Ajoutant que « c’est donc dans ce contexte que qu’il a fallu repenser une stratégie d’entretien du réseau routier. Les objectifs visés à travers cette étude sont notamment le diagnostic actuel de maintenance et de gestion du patrimoine routier ; l’élaboration d’une stratégie décennale adaptée aux réalités nationales ; et la définition d’une feuille de route précise de mise en œuvre de la stratégie ; les points d’attention issus du jalonnement des prestations d’entretien étant mieux identifiés et partagés ».
Les attentes de cette étude, et de la stratégie qui va en découler sont donc grandes. Les experts et partenaires impliqués doivent tout faire pour éviter la répétition de l’histoire. Dans le seul secteur des infrastructures routières, les stratégies lancées n’ont pas tenu la promesse des fleurs.
L’histoire des stratégies…
Elaborée pour garantir la circulabilité des routes en terre en toute saison, mais aussi pour prolonger la durée de vie des routes en terre, la stratégie nationale d’entretien des routes en terre bat de l’aile. Malgré l’introduction de produits stabilisants, leur usage n’est pas connu par toutes les entreprises.

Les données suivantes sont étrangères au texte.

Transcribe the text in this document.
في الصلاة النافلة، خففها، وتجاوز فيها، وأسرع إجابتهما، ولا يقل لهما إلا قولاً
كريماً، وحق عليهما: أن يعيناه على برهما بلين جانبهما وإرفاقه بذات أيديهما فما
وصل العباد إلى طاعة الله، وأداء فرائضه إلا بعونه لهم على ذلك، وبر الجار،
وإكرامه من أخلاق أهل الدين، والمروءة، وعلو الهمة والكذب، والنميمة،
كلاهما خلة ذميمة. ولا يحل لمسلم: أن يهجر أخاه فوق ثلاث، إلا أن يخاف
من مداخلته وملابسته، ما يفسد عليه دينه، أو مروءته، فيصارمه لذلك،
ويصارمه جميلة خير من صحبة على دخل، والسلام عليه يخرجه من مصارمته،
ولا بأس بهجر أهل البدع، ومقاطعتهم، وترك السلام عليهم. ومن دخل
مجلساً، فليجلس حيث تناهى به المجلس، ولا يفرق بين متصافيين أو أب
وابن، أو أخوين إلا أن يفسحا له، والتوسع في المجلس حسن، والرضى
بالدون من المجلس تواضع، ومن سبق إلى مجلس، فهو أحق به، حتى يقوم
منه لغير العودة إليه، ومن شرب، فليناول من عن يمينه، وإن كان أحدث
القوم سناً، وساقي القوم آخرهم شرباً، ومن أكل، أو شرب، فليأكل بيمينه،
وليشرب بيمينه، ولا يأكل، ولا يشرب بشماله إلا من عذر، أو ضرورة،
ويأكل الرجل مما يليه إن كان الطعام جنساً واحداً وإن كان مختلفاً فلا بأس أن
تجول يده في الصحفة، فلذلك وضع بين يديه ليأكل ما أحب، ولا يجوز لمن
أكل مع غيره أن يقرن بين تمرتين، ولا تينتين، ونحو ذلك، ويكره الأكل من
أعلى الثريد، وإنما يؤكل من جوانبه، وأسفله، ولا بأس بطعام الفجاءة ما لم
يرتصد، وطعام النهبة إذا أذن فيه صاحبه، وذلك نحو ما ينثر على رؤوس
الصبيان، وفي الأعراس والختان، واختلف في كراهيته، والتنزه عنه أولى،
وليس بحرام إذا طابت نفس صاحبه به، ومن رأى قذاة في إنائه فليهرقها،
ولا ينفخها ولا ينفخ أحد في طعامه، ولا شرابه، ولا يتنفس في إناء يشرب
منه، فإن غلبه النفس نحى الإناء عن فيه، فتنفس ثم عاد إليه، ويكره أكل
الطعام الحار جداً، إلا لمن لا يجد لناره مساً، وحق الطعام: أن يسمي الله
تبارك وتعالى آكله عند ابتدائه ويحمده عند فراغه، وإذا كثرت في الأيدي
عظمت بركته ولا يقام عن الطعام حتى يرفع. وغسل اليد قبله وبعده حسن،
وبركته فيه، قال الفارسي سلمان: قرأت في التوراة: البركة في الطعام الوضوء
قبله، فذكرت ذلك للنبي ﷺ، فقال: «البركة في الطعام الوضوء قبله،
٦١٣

La deuxième stratégie, la SND30, semble apparemment hors de portée du Ministère des Travaux Publics. Ce 05 février, présidant la Conférence semestrielle des Services centraux et déconcentrés du Ministère des Travaux Publics, Emmanuel Nganou Djoumessi avouait des résultats peu satisfaisants.
Lire aussi : Enquête sur les routes tortueuses de la Stratégie Nationale de Développement (SND30)
« Au 31 décembre 2025, 2 442 km de nouvelles routes ont été livrées ; sur les 3 600 km d’objectifs intermédiaires de la SND30. Soit un stock de 1 158 km de routes bitumées à rattraper (…) L’entretien permanent du réseau reste un objectif à satisfaire », avait-il déclaré.
Concluant que « l’entretien permanent efficace aura connu des limites dues aux effets conjugués d’une capacité financière des entreprises non assumée et des dégradations accélérées, dues aux effets climatiques ».
La troisième stratégie est la Stratégie Intégrée des Infrastructures de Transport Multimodal. Adossée sur le Plan Directeur Intermodal des Infrastructures de Transport (PDITM), la S2ITM, ladite stratégie a été lancée en août 2022.
Lire aussi : Le Cameroun se dote de sa première Stratégie Intégrée des Infrastructures de Transport Multimodal
Objectif : favoriser le maillage du territoire par des infrastructures de transport complémentaires afin, simplement, de ne pas réaliser une infrastructure si une autre peut procurer des avantages similaires ou proches (approche multimodale).
Près de quatre ans plus tard, force est de constater que rien n’a avancé. Le chemin de fer reste cantonné entre le Centre, le Littoral et l’Adamaoua ; le transport maritime n’est toujours pas exploré, et le transport aérien traverse de fortes perturbations.